I'm waiting another day or two to tell my son about our separation. I've been trying to put on a happy face even though I'm dying on the inside. 

Just now, he was commenting about his neighborhood friends. One of them doesn't actually live here, but stays a lot with his grandmother down the street. My son said, "He doesn't have ANYONE to play with at his real house! No one! When he's home, he just sits inside and does nothing because there's no one to play with!"

My son and I are the ones moving to an apartment away from his friends. I warned my husband this would happen. I warned him that a separation would jeopardize our son's happiness by ripping him away from the life that he knows. He....we.....threw away the opportunities we had to fix this. 

Why is this happening? Just when I was feeling stronger about this decision, that small bit of strength can come crashing down.


----------



## Heidi2005 (Oct 27, 2013)

What I am figuring out on this journey.. It is a wild, wacky roller coaster ride. It is a step forward and a step back. Sometimes it is two steps back. Each day you will make a bit of progress. 

Yes, the guilt with how it affects our children eats at us. 

At the end of the day, there aren't any short cuts. You just do the best you can.


----------



## WantingToFly (Apr 19, 2014)

Thank you for the encouraging words, Heidi. 

I sat down with him today and finally told him. It was the worst, most horrible thing I've ever had to do. He immediately broke down and cried...if I thought my heart was broken before, no way. Seeing my son cry and me being the reason? This feels like the bottom, you know?

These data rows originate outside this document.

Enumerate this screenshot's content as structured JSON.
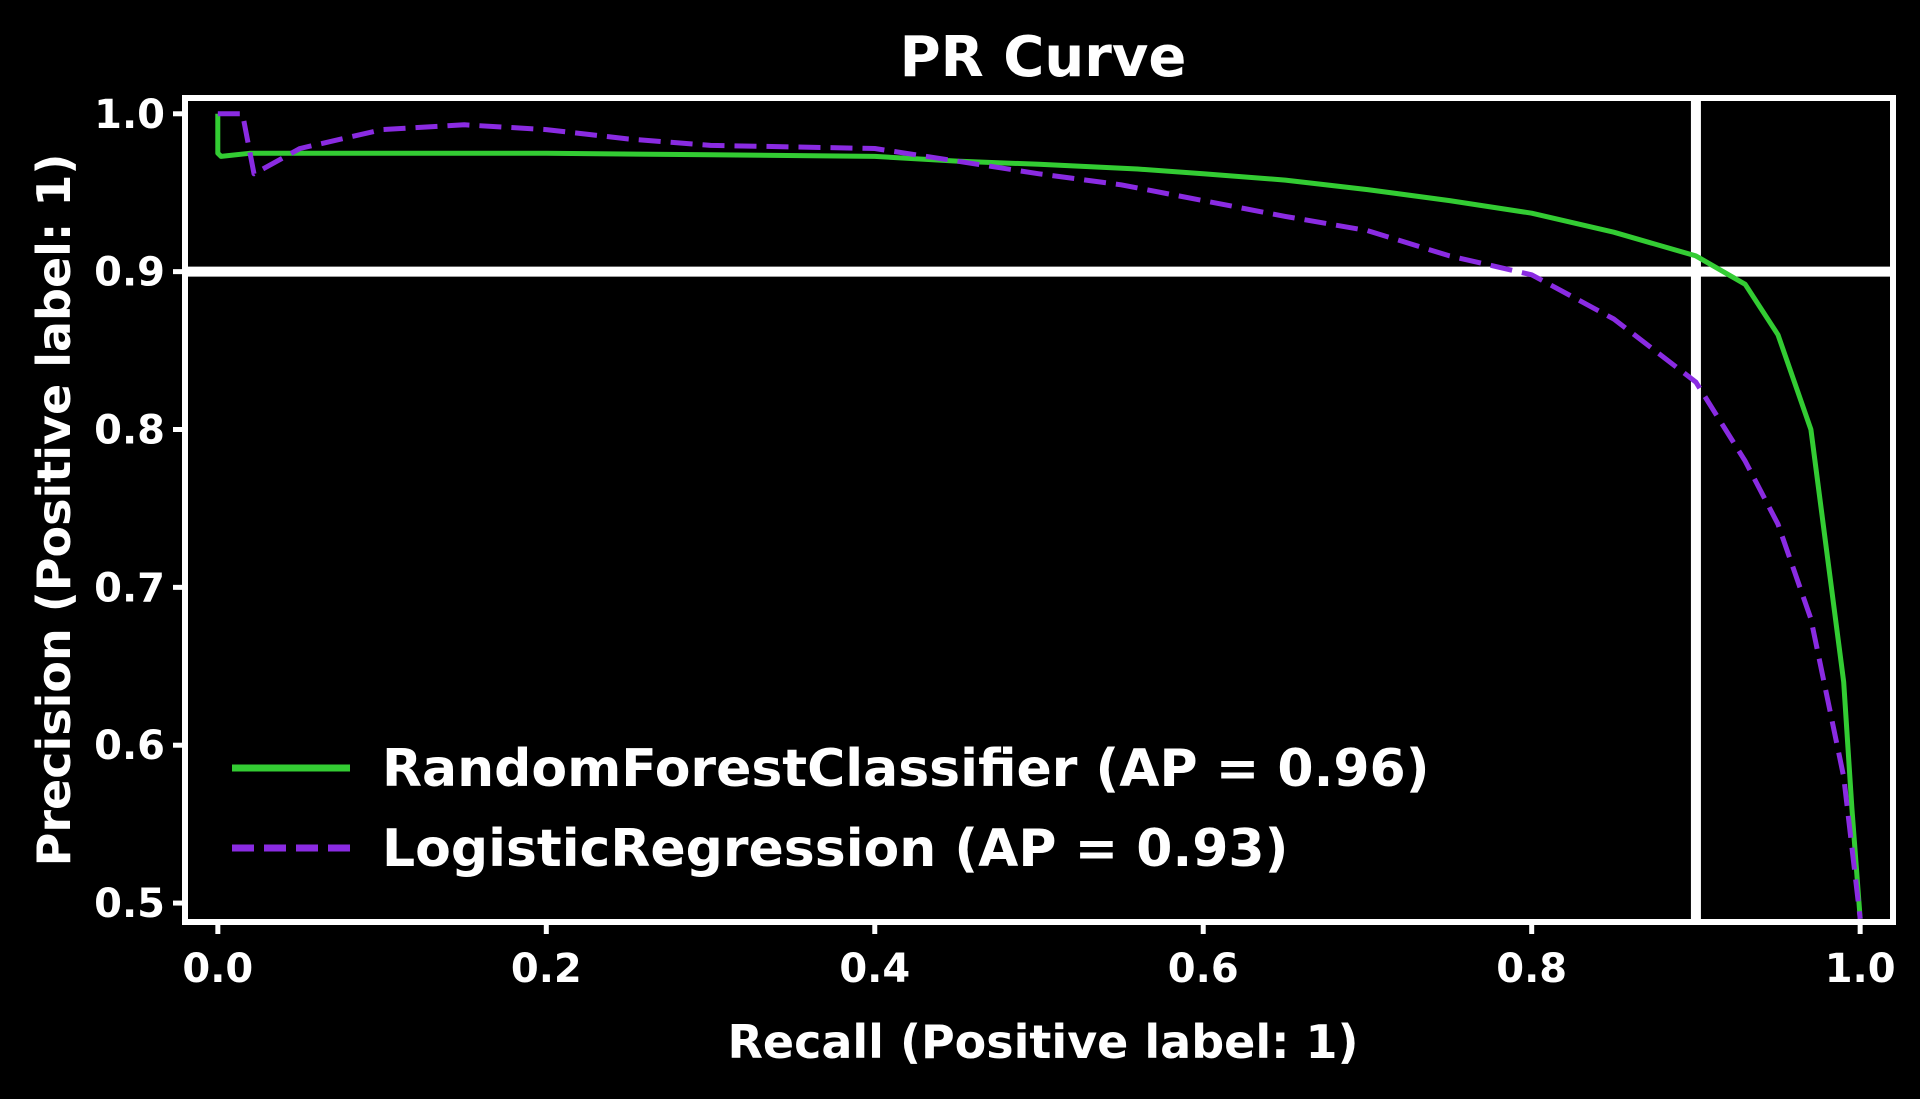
{
  "chart_data": {
    "type": "line",
    "title": "PR Curve",
    "xlabel": "Recall (Positive label: 1)",
    "ylabel": "Precision (Positive label: 1)",
    "xlim": [
      -0.02,
      1.02
    ],
    "ylim": [
      0.488,
      1.01
    ],
    "xticks": [
      "0.0",
      "0.2",
      "0.4",
      "0.6",
      "0.8",
      "1.0"
    ],
    "yticks": [
      "0.5",
      "0.6",
      "0.7",
      "0.8",
      "0.9",
      "1.0"
    ],
    "grid": "sparse: one horizontal line at 0.9, one vertical line at 0.9",
    "legend": "lower-left",
    "series": [
      {
        "name": "RandomForestClassifier (AP = 0.96)",
        "color": "#33cc33",
        "dash": "solid",
        "x": [
          0.0,
          0.0,
          0.002,
          0.02,
          0.1,
          0.2,
          0.3,
          0.4,
          0.45,
          0.5,
          0.56,
          0.6,
          0.65,
          0.7,
          0.75,
          0.8,
          0.85,
          0.9,
          0.93,
          0.95,
          0.97,
          0.98,
          0.99,
          0.995,
          1.0
        ],
        "y": [
          1.0,
          0.975,
          0.973,
          0.975,
          0.975,
          0.975,
          0.974,
          0.973,
          0.97,
          0.968,
          0.965,
          0.962,
          0.958,
          0.952,
          0.945,
          0.937,
          0.925,
          0.91,
          0.892,
          0.86,
          0.8,
          0.72,
          0.64,
          0.56,
          0.49
        ]
      },
      {
        "name": "LogisticRegression (AP = 0.93)",
        "color": "#8a2be2",
        "dash": "dashed",
        "x": [
          0.0,
          0.015,
          0.022,
          0.05,
          0.1,
          0.15,
          0.2,
          0.25,
          0.3,
          0.35,
          0.4,
          0.45,
          0.5,
          0.55,
          0.6,
          0.65,
          0.7,
          0.75,
          0.8,
          0.85,
          0.9,
          0.93,
          0.95,
          0.97,
          0.99,
          1.0
        ],
        "y": [
          1.0,
          1.0,
          0.962,
          0.978,
          0.99,
          0.993,
          0.99,
          0.984,
          0.98,
          0.979,
          0.978,
          0.97,
          0.962,
          0.955,
          0.945,
          0.935,
          0.926,
          0.91,
          0.898,
          0.87,
          0.83,
          0.78,
          0.74,
          0.68,
          0.58,
          0.49
        ]
      }
    ]
  }
}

One thing I can be fortunate for is that he did not ask if or say it was his fault. I just said over and over that Daddy and I have to work on getting along better and being in the same house isn't working. He said he wasn't mad, just very, very sad....sad because he didn't want to move, didn't want to live somewhere else, didn't want to miss playing with his friends. 

I hate myself. Right now, I hate my husband. I need to learn how to turn both of those around. 

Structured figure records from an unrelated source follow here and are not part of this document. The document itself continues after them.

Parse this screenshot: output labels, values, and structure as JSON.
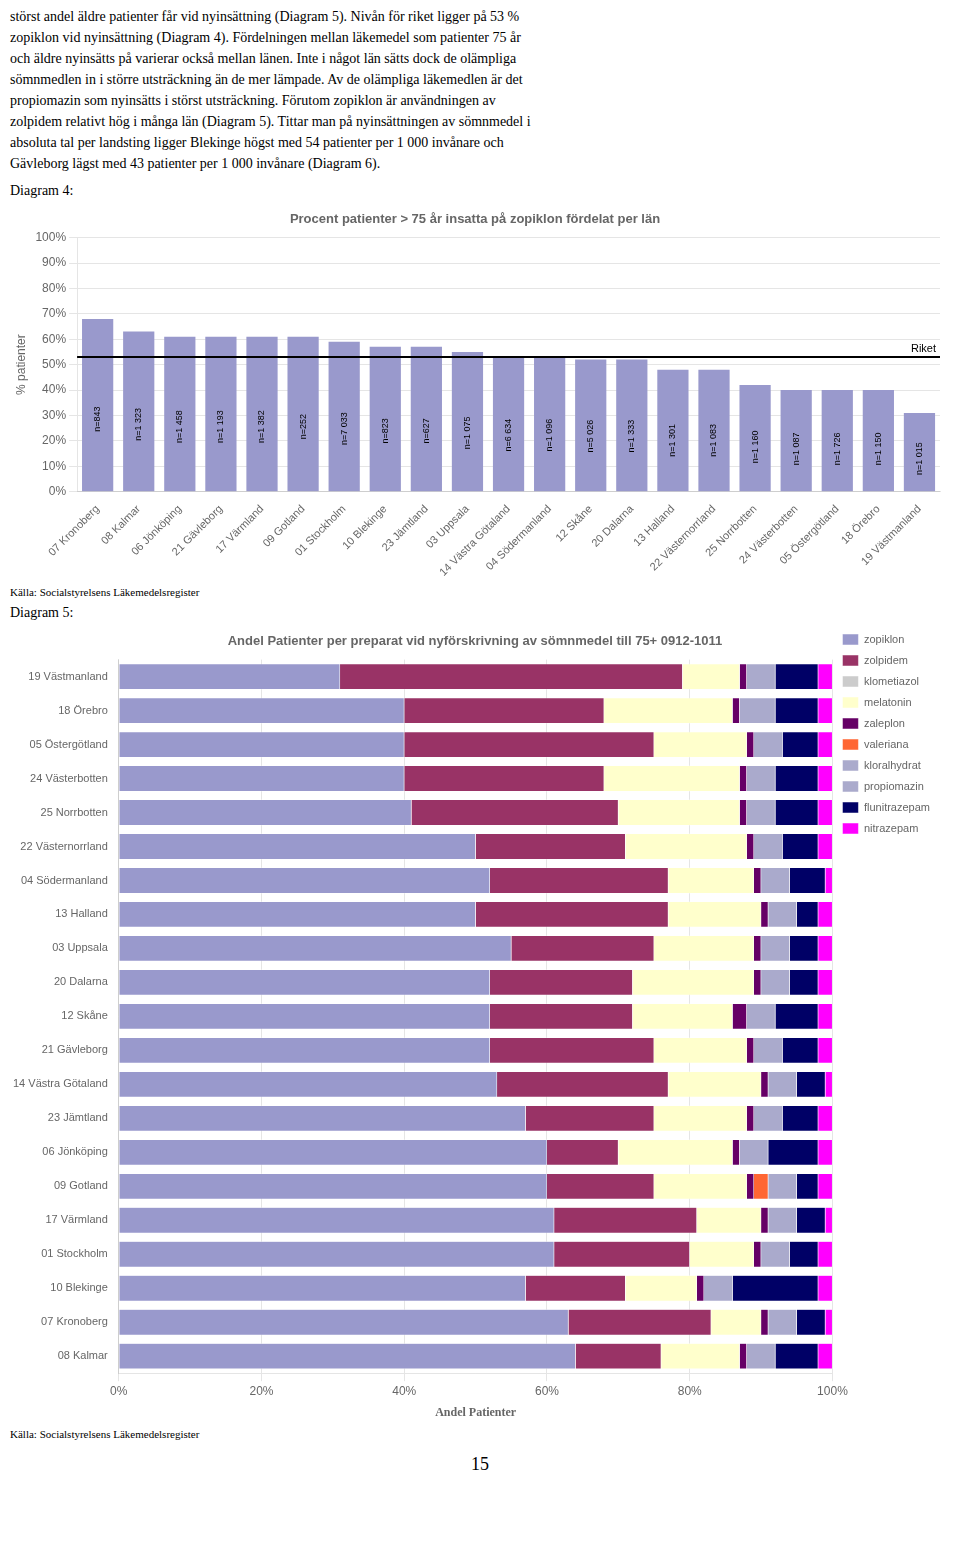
{
  "text": [
    "störst andel äldre patienter får vid nyinsättning (Diagram 5). Nivån för riket ligger på 53 %",
    "zopiklon vid nyinsättning (Diagram 4). Fördelningen mellan läkemedel som patienter 75 år",
    "och äldre nyinsätts på varierar också mellan länen. Inte i något län sätts dock de olämpliga",
    "sömnmedlen in i större utsträckning än de mer lämpade. Av de olämpliga läkemedlen är det",
    "propiomazin som nyinsätts i störst utsträckning. Förutom zopiklon är användningen av",
    "zolpidem relativt hög i många län (Diagram 5). Tittar man på nyinsättningen av sömnmedel i",
    "absoluta tal per landsting ligger Blekinge högst med 54 patienter per 1 000 invånare och",
    "Gävleborg lägst med 43 patienter per 1 000 invånare (Diagram 6)."
  ],
  "page_number": "15",
  "chart_data": [
    {
      "type": "bar",
      "caption": "Diagram 4:",
      "title": "Procent patienter > 75 år insatta på zopiklon fördelat per län",
      "ylabel": "% patienter",
      "source": "Källa: Socialstyrelsens Läkemedelsregister",
      "categories": [
        "07 Kronoberg",
        "08 Kalmar",
        "06 Jönköping",
        "21 Gävleborg",
        "17 Värmland",
        "09 Gotland",
        "01 Stockholm",
        "10 Blekinge",
        "23 Jämtland",
        "03 Uppsala",
        "14 Västra Götaland",
        "04 Södermanland",
        "12 Skåne",
        "20 Dalarna",
        "13 Halland",
        "22 Västernorrland",
        "25 Norrbotten",
        "24 Västerbotten",
        "05 Östergötland",
        "18 Örebro",
        "19 Västmanland"
      ],
      "values": [
        68,
        63,
        61,
        61,
        61,
        61,
        59,
        57,
        57,
        55,
        53,
        53,
        52,
        52,
        48,
        48,
        42,
        40,
        40,
        40,
        31
      ],
      "n_labels": [
        "n=843",
        "n=1 323",
        "n=1 458",
        "n=1 193",
        "n=1 382",
        "n=252",
        "n=7 033",
        "n=823",
        "n=627",
        "n=1 075",
        "n=6 634",
        "n=1 096",
        "n=5 026",
        "n=1 333",
        "n=1 301",
        "n=1 083",
        "n=1 160",
        "n=1 087",
        "n=1 726",
        "n=1 150",
        "n=1 015"
      ],
      "color": "#9999cc",
      "reference_line": {
        "value": 53,
        "label": "Riket"
      },
      "ylim": [
        0,
        100
      ],
      "yticks": [
        {
          "value": 0,
          "label": "0%"
        },
        {
          "value": 10,
          "label": "10%"
        },
        {
          "value": 20,
          "label": "20%"
        },
        {
          "value": 30,
          "label": "30%"
        },
        {
          "value": 40,
          "label": "40%"
        },
        {
          "value": 50,
          "label": "50%"
        },
        {
          "value": 60,
          "label": "60%"
        },
        {
          "value": 70,
          "label": "70%"
        },
        {
          "value": 80,
          "label": "80%"
        },
        {
          "value": 90,
          "label": "90%"
        },
        {
          "value": 100,
          "label": "100%"
        }
      ],
      "grid": true
    },
    {
      "type": "bar",
      "orientation": "horizontal",
      "stacked": true,
      "caption": "Diagram 5:",
      "title": "Andel Patienter per preparat vid nyförskrivning av sömnmedel till 75+ 0912-1011",
      "xlabel": "Andel Patienter",
      "source": "Källa: Socialstyrelsens Läkemedelsregister",
      "categories": [
        "19 Västmanland",
        "18 Örebro",
        "05 Östergötland",
        "24 Västerbotten",
        "25 Norrbotten",
        "22 Västernorrland",
        "04 Södermanland",
        "13 Halland",
        "03 Uppsala",
        "20 Dalarna",
        "12 Skåne",
        "21 Gävleborg",
        "14 Västra Götaland",
        "23 Jämtland",
        "06 Jönköping",
        "09 Gotland",
        "17 Värmland",
        "01 Stockholm",
        "10 Blekinge",
        "07 Kronoberg",
        "08 Kalmar"
      ],
      "series": [
        {
          "name": "zopiklon",
          "color": "#9999cc",
          "values": [
            31,
            40,
            40,
            40,
            41,
            50,
            52,
            50,
            55,
            52,
            52,
            52,
            53,
            57,
            60,
            60,
            61,
            61,
            57,
            63,
            64
          ]
        },
        {
          "name": "zolpidem",
          "color": "#993366",
          "values": [
            48,
            28,
            35,
            28,
            29,
            21,
            25,
            27,
            20,
            20,
            20,
            23,
            24,
            18,
            10,
            15,
            20,
            19,
            14,
            20,
            12
          ]
        },
        {
          "name": "klometiazol",
          "color": "#cccccc",
          "values": [
            0,
            0,
            0,
            0,
            0,
            0,
            0,
            0,
            0,
            0,
            0,
            0,
            0,
            0,
            0,
            0,
            0,
            0,
            0,
            0,
            0
          ]
        },
        {
          "name": "melatonin",
          "color": "#ffffcc",
          "values": [
            8,
            18,
            13,
            19,
            17,
            17,
            12,
            13,
            14,
            17,
            14,
            13,
            13,
            13,
            16,
            13,
            9,
            9,
            10,
            7,
            11
          ]
        },
        {
          "name": "zaleplon",
          "color": "#660066",
          "values": [
            1,
            1,
            1,
            1,
            1,
            1,
            1,
            1,
            1,
            1,
            2,
            1,
            1,
            1,
            1,
            1,
            1,
            1,
            1,
            1,
            1
          ]
        },
        {
          "name": "valeriana",
          "color": "#ff6633",
          "values": [
            0,
            0,
            0,
            0,
            0,
            0,
            0,
            0,
            0,
            0,
            0,
            0,
            0,
            0,
            0,
            2,
            0,
            0,
            0,
            0,
            0
          ]
        },
        {
          "name": "kloralhydrat",
          "color": "#aaaacc",
          "values": [
            0,
            0,
            0,
            0,
            0,
            0,
            0,
            0,
            0,
            0,
            0,
            0,
            0,
            0,
            0,
            0,
            0,
            0,
            0,
            0,
            0
          ]
        },
        {
          "name": "propiomazin",
          "color": "#aaaacc",
          "values": [
            4,
            5,
            4,
            4,
            4,
            4,
            4,
            4,
            4,
            4,
            4,
            4,
            4,
            4,
            4,
            4,
            4,
            4,
            4,
            4,
            4
          ]
        },
        {
          "name": "flunitrazepam",
          "color": "#000066",
          "values": [
            6,
            6,
            5,
            6,
            6,
            5,
            5,
            3,
            4,
            4,
            6,
            5,
            4,
            5,
            7,
            3,
            4,
            4,
            12,
            4,
            6
          ]
        },
        {
          "name": "nitrazepam",
          "color": "#ff00ff",
          "values": [
            2,
            2,
            2,
            2,
            2,
            2,
            1,
            2,
            2,
            2,
            2,
            2,
            1,
            2,
            2,
            2,
            1,
            2,
            2,
            1,
            2
          ]
        }
      ],
      "xlim": [
        0,
        100
      ],
      "xticks": [
        {
          "value": 0,
          "label": "0%"
        },
        {
          "value": 20,
          "label": "20%"
        },
        {
          "value": 40,
          "label": "40%"
        },
        {
          "value": 60,
          "label": "60%"
        },
        {
          "value": 80,
          "label": "80%"
        },
        {
          "value": 100,
          "label": "100%"
        }
      ],
      "grid": true,
      "legend": "right"
    }
  ]
}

I talked with my son's teacher to warn her of any odd behavior. She is divorced herself (and a friend of mine), so it was good to be able to talk with her for support. I'm glad that she is someone DS can lean on if he is upset during the day. And I'm lucky enough to work at the same school as DS, so I will have lunch with him tomorrow if he wants me to. It might make him too sad....I don't know. I have a feeling he doesn't want to talk about it.


----------



## Chuck71 (Nov 5, 2012)

where you want your child to stay, do you rent or own?


----------



## Pamvhv (Apr 27, 2014)

My separation and divorce papers came out of the blue. Son is four and he's having a really hard time with it. You're doing the best you can with what you have. Just keep being an awesome mom and provide him love, support, and stability in the way only you can.


----------



## Convict (Feb 16, 2014)

That moment of impact when it hits your children must be the most painful time any parent (father or mother) could go through. 

I really feel for u.

It's only a matter of time until me and my stbxw have our own little sit down with our two kids to walk them through our impending divorce....and it's already eating away at my soul. 

I know that moment, and many others afterwards, will be extremely difficult, but we should have faith that it will eventually work out okay for the kids despite the hurdles.


----------